Cave faces cable car crisis

14 Nov 2014  2042 | World Travel News

QUANG BINH A United Nation’s advisory body has asked the government of Quang Binh province to explain its plan to install a cable car system to Son Doong Cave in a national park that became a UNESCO World Heritage site in 2003.
The cave and the planned cable car service is located in the UNESCO-recognised Phong Nha- Ke Bang National Park.
A chief cultural expert at the UNESCO office in Hanoi, Dr Duong Bich Hanh, told local media that the International Union for Conservation of Nature (IUCN) made the request after a field mission in September to advise UNESCO on whether to continue recognising the park as a World Heritage site.
inside no 1The IUCN has warned that the cable car project could potentially affect the park’s status and has requested a thorough description of the cable car development project as well an environmental impact assessment.

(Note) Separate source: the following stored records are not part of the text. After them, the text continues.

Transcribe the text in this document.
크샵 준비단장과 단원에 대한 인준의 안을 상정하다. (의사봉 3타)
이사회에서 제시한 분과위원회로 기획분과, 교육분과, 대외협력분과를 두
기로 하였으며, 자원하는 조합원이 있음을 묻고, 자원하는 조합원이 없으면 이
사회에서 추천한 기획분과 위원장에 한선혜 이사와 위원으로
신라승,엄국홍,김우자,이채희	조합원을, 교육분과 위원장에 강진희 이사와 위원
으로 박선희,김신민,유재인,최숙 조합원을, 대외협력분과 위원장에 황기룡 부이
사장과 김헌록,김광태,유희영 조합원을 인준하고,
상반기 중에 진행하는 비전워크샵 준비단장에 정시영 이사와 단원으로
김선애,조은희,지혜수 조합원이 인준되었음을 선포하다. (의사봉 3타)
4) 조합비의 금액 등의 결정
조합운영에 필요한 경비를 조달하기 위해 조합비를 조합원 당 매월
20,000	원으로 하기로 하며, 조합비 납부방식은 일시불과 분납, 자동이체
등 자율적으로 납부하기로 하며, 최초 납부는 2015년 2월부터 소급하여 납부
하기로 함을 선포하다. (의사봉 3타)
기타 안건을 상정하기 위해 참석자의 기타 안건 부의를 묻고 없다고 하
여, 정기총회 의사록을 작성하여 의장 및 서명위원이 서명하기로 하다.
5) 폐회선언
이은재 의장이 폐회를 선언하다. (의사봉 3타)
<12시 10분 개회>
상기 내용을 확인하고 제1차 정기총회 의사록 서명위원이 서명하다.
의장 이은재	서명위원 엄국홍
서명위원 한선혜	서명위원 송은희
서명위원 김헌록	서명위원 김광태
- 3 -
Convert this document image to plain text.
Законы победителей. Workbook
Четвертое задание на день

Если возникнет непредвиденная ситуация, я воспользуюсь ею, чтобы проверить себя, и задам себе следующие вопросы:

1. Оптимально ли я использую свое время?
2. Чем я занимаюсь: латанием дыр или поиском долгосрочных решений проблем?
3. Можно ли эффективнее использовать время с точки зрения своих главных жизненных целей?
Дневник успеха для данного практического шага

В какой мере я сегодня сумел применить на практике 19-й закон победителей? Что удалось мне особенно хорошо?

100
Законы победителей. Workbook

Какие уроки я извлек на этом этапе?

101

“The UN agency has yet to announce its verdict on the project as the project is still in the planning stages,” she said adding that after the province submits its proposal, UNESCO will send experts to conduct further field research on how the project might impact on the park.
“Based on that, UNESCO will recommend whether Vietnam should or should not carry out the project.”
The province’s chairman, Nguyen Huu Hoai, was quoted as saying that if the central government and UNESCO don’t endorse the cable car system, they won’t proceed with the plan.
“The project will be carefully planned and won’t affect any caves, while also creating a breakthrough in the province’s tourism, adding thousands of jobs for locals, and in turn helping Quang Binh escape poverty.”
On 22 October, the government of Quang Binh province held a press conference to announce its plan to build a USD212-million cable car system to Son Doong Cave, which contains at least 150 individual grottos, a dense subterranean jungle, and several underground rivers.
The province had tapped the Sun Group, a real estate and resort developer in Danang to survey the Phong Nha – Ke Bang National Park, where Son Doong is located, before installing the system.
The two-section 10.6 km route begins in Tien Son Cave and ends inside the rear opening of Son Doong.
The initial design suggests 30 intermediary support towers will be built to support the cable.
Each tower will occupy around 10 square metres and feature a 360-degree camera that will help alert park staff of forest fires or other threats.
The Son Doong Grotto was discovered in 1991 by Ho Khanh, a local explorer, but only became well-known after a group of scientists from the British Cave Research Association, led by Howard and Deb Limbert, explored it in 2009.
According to the Limberts, the cave is five times larger than Phong Nha cave, previously considered the biggest in Vietnam.
The largest chamber of Son Doong is more than 5 km long, 200 metres high and 150 metres wide. It took over as the world’s largest from Deer Cave in east Malaysia, which is 148 metres high and 142 metres wide at the widest part.
The provincial government plans to officially reopen Son Doong Cave to the public next January after adventure tours to the cave were suspended, 1 September, to allow the cave’s environment to recover.
According to the plan, the cave will be opened for eight tours a month with roughly 10 people per tour allowed to enter the cave. Tour costs are kept high to control the number of visits.
Under the one-year pilot tourism programme, a total of 243 adventure travellers from 34 countries explored the cave on six-day trips that cost USD3,000 per person. Pilot tours run by Oxalis Company between August 2013 and August 2014.